PRP is a concentration of autologous platelets, and it poses no risk for transmissible disease in human being. And growth factors of platelet are in their normal ratios, which result in most effective interworks. That distinguishes PRP from recombinant growth factors such as recombinant human PDGF or the recombinant human BMPs, which are single growth factors often in super physiologic doses. In addition, PRP can be produced easily and rapidly.

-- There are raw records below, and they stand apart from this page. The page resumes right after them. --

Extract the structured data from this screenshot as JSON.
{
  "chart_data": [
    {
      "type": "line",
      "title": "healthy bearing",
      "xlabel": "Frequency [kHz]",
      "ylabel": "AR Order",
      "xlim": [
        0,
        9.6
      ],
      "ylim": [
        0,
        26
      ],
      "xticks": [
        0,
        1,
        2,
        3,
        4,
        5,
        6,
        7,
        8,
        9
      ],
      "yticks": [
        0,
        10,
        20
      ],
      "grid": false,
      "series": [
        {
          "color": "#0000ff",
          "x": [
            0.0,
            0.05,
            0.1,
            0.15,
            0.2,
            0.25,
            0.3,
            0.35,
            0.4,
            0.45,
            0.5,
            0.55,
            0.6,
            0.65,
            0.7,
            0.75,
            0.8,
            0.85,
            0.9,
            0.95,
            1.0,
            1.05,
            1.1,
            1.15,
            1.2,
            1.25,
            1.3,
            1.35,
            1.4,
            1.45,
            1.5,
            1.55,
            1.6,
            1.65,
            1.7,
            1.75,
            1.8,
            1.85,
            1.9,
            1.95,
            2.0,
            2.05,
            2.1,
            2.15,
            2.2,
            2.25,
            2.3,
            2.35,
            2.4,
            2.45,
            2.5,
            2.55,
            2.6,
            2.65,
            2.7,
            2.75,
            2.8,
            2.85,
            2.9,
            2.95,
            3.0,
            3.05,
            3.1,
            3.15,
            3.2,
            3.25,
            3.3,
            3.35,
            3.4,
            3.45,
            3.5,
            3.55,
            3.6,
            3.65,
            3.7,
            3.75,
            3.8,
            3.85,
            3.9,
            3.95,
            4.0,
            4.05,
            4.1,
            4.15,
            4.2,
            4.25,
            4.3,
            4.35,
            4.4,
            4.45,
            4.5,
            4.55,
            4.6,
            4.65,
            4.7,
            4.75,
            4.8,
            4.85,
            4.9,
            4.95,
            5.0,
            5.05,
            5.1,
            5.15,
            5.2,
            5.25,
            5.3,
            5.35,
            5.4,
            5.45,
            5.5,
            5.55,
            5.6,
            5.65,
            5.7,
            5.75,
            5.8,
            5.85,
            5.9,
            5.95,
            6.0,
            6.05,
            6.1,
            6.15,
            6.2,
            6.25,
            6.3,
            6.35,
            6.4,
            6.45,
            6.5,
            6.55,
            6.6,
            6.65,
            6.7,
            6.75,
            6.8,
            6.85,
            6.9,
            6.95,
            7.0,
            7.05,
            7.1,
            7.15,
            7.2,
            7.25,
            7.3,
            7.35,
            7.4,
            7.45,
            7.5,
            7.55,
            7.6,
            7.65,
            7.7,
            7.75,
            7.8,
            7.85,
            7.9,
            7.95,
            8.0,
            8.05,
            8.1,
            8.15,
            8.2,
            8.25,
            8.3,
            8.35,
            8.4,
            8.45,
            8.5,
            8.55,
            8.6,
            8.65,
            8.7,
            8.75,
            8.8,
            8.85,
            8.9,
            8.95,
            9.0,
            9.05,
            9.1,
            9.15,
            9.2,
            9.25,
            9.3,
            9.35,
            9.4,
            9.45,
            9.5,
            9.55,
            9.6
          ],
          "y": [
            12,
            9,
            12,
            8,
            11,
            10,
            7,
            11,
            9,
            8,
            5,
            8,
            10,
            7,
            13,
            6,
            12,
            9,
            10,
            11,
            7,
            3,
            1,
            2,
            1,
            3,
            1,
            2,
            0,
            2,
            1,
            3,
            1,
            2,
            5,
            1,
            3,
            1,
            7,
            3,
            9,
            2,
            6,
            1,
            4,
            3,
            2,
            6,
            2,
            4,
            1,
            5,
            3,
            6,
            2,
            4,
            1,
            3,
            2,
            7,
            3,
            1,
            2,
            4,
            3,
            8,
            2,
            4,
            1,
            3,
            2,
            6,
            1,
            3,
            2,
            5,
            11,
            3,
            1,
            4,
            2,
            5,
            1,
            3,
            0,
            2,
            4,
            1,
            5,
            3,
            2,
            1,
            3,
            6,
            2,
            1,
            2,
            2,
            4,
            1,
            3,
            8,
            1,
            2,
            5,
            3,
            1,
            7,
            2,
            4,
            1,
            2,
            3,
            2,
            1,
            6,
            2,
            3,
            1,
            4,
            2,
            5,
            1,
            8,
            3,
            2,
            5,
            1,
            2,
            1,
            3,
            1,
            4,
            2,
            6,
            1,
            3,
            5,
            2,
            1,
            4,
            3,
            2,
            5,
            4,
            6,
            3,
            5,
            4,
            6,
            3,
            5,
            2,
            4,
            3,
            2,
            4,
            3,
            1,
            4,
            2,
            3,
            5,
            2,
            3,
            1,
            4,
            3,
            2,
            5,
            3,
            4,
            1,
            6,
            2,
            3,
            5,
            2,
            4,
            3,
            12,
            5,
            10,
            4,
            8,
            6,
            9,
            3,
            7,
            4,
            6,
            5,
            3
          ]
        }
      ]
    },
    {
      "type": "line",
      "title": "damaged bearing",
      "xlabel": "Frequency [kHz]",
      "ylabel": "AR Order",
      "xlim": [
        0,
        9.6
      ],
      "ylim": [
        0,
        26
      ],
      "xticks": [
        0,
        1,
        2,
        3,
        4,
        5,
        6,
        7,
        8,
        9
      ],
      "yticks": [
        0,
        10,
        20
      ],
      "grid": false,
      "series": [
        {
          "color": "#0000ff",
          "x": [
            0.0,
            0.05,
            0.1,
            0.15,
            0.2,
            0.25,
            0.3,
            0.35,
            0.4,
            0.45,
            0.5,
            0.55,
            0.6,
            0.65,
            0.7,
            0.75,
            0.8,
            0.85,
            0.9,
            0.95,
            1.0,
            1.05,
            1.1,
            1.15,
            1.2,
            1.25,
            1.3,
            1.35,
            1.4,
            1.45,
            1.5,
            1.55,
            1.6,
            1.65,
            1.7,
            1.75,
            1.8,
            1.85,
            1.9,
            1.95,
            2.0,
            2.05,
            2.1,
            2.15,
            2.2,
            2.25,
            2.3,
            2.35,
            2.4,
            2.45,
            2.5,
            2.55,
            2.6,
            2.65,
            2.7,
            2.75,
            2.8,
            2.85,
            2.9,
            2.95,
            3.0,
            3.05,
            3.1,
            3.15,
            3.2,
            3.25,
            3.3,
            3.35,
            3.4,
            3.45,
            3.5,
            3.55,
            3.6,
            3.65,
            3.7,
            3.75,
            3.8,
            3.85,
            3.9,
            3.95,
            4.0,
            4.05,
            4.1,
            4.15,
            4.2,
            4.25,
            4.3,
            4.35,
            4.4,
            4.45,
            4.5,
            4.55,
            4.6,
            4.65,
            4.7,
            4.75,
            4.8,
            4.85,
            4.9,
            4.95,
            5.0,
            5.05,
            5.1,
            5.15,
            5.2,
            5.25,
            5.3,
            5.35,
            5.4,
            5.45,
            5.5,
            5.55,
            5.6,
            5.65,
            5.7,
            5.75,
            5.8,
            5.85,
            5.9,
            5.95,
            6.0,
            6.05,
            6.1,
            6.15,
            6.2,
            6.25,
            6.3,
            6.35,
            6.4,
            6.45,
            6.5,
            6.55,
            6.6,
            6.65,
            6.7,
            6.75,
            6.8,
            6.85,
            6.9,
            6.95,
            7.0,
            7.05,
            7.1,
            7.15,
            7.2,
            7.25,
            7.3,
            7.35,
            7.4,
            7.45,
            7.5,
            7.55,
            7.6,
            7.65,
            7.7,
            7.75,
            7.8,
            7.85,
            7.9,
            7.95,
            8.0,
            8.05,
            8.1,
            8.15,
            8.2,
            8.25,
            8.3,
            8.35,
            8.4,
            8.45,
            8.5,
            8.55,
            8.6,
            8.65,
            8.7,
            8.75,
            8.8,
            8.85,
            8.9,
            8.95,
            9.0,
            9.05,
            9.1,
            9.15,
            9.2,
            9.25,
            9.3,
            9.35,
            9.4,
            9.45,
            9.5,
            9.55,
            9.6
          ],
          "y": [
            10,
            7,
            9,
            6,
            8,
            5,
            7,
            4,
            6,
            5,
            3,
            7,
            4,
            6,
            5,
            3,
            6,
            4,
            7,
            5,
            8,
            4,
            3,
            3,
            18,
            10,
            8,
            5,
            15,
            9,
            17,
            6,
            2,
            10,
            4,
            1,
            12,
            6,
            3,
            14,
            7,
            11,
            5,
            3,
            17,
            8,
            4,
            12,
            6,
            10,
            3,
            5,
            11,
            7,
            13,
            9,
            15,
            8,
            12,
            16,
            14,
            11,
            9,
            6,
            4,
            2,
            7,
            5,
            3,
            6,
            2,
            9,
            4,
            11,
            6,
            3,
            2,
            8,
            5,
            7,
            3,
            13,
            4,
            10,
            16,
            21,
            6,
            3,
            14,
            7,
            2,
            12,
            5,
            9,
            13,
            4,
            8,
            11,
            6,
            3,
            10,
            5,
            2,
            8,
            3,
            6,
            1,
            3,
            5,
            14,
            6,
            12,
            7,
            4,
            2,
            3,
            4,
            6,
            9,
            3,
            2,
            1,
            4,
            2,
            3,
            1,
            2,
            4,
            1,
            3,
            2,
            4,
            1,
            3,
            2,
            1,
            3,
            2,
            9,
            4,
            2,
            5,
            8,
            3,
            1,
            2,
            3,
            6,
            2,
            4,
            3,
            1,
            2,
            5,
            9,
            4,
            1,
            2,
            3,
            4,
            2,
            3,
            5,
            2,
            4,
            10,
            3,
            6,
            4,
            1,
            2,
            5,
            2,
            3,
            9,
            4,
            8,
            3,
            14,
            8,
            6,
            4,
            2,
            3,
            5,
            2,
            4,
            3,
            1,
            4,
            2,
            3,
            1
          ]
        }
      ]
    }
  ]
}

However, at present there are some doubts in bone repair PRP. Some questions yet remain: how and when growth factors are secreted by platelets, what is their viability, what is the correlation between their concentration and the number of platelets, and so on. Further investigations are necessary to clarify these points.

References:

1. Weibrich G, Kleis WKG, Hafner G. Growth factor levels in the platelet-rich plasma produced by 2 different methods: Curasan-type PRP kit versus PCCS PRP system. Int J Oral Maxillofac Implants 2002;17:184-190.
   
2. Linkhart TA, Mohan S, Baylind DJ. Growth factors for bone growth and repair: IGF, TGF beta and BMP. Bone 1996;19:1S-2S.
   
3. Marx RE, Carlson E, Eichstaedt R, et al. Platelet-rich plasma:Growth factor enhancement for bone grafts. Oral Surg Oral Med Oral Pathol Oral Radiol Endod 1998;85:638-646.
   
4. Slater M, Patava J, Kingham K, et al. Involvement of platelets in stimulating osteogenic activiey. J Orhtop Res 1995;13:655-663.
   
5. Whitman DH, Berry RL, Green DM. Platelet gel: an autologous alternative to fibrin glue with applications in oral and maxillofacial surgery. J Oral Maxillofac Surg 1997;55:1294-1299.